His being a mathematician may (or may not) mean the math has a higher possibility of being correct, but it says little to nothing of the statistical validity of the conclusion being offered. A+B may equal C, but if the actual equation should have been D+E=X, then the conclusion offered is not valid. Or to put it as Skinner put it, if the assumptions aren't valid, then neither are the conclusions.
I'm a little late to this party, but I am quite glad to have found that it took place. I have no personal issue with TIA or those who followed and have followed his work. I will offer, however, that when it was being presented in the month's leading up to the 2004 election, I was troubled by the methodology being used. I was further troubled by the fact that the methodology occasionally changed in subtle ways. That did not suggest to me dishonesty, per se, rather the possibility that TIA had become so captivated by the numbers themselves that he had not thought to ask himself whether the assumptions on which they were based meant anything.
Not being a statistician myself, but having done many studies using statistical breakdowns of voter behavior for historical research, something just didn't strike me as quite right about it all, so I forwarded several of the presentations to a friend who himself has a PhD in mathematics, is an occasional historian, taught for years, has written advanced mathematics textbooks, is very liberal in his politics, and currently works as an editor of a mathematics journal. I thought he might be able to explain what I was seeing in such a way so as either to remove my doubts or confirm them, but the answer he gave me was not at all what I expected.

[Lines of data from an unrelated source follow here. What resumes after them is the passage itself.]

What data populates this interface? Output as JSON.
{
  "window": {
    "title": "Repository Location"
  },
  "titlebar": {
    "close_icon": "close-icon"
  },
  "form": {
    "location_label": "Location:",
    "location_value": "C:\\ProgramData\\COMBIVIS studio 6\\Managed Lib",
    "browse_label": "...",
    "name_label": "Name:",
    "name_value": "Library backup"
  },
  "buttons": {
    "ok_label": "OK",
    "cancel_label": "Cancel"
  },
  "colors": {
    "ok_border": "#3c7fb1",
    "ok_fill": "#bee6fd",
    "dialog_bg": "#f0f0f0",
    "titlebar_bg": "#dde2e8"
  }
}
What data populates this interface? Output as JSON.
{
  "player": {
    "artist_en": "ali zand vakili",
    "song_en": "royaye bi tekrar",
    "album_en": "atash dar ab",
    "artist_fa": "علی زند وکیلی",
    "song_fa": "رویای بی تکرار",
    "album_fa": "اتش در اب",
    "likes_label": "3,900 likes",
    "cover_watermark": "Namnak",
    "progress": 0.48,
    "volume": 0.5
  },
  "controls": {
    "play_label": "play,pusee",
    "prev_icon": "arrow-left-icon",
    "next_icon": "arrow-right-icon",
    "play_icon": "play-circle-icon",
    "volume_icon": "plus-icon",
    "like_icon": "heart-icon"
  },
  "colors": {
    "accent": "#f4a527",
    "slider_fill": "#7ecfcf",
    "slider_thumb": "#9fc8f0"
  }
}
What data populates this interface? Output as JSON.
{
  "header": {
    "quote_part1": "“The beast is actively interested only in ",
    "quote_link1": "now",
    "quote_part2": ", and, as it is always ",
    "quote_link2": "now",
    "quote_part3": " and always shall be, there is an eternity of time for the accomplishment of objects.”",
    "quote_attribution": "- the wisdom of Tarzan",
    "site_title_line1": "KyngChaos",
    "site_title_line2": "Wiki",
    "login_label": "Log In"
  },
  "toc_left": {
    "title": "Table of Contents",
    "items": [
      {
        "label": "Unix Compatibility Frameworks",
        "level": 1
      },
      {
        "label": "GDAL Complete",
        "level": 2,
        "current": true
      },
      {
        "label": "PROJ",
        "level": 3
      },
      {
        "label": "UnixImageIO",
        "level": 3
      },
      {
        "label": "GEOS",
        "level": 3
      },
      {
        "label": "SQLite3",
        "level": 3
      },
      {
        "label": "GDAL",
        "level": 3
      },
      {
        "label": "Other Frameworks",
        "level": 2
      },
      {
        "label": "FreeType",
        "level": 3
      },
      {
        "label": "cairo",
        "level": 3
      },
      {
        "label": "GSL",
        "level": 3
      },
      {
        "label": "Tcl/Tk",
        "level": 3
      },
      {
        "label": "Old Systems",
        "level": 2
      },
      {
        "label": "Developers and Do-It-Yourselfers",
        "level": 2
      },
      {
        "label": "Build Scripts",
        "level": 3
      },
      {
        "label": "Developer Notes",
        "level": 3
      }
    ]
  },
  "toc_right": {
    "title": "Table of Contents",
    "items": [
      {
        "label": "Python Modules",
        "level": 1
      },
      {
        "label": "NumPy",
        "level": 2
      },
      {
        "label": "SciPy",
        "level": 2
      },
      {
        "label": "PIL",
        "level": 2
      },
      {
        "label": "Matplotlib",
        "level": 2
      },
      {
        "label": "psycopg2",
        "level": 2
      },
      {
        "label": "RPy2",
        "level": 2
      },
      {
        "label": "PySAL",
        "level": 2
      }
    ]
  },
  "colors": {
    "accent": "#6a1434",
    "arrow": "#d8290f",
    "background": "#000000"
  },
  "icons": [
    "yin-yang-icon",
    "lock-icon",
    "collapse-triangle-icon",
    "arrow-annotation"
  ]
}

I still have the email, which was somewhat lengthy, but ended with this final conclusion.
"I am not qualified to judge."
"Why?" I asked him. He then explained to me the difference between doing math and doing statistics, using terms that meant more to PhDs than they do to me, but good enough terms I gathered the gist. The math in statistics is relatively easy to compute. The equations themselves are fairly well static and vetted. The numbers used in those equations, however, are the key to the validity of the conclusion, and the job of a statistician is in finding the right numbers to use. He did opine, tentatively, that a severe problem existed in TIA's method of combining and averaging and then comparing polls, which was a part of the methodology that initially had caused me pause as well. In the case under discussion here, the problem is glaring.
My friend then forwarded the presentation to a colleague whose life is statistical analysis. His conclusion? I'm paraphrasing here, but it boiled down to something similar to what Skinner said regarding this presentation, "The underlying assumptions are false. This is a case of a conclusion being sought and the methods and assumptions fixed to surround what is sought. This is the kind of thing that makes people distrust statistical analysis." And all this took place well before the election.
Since then I have paid little attention to any of this, except to offer my own little bit here, which I'm sure will draw the ire of many. The point for me is simply this. The worthy goal of exposing election fraud is not aided by bad statistical analysis and in fact works exactly in the opposite direction.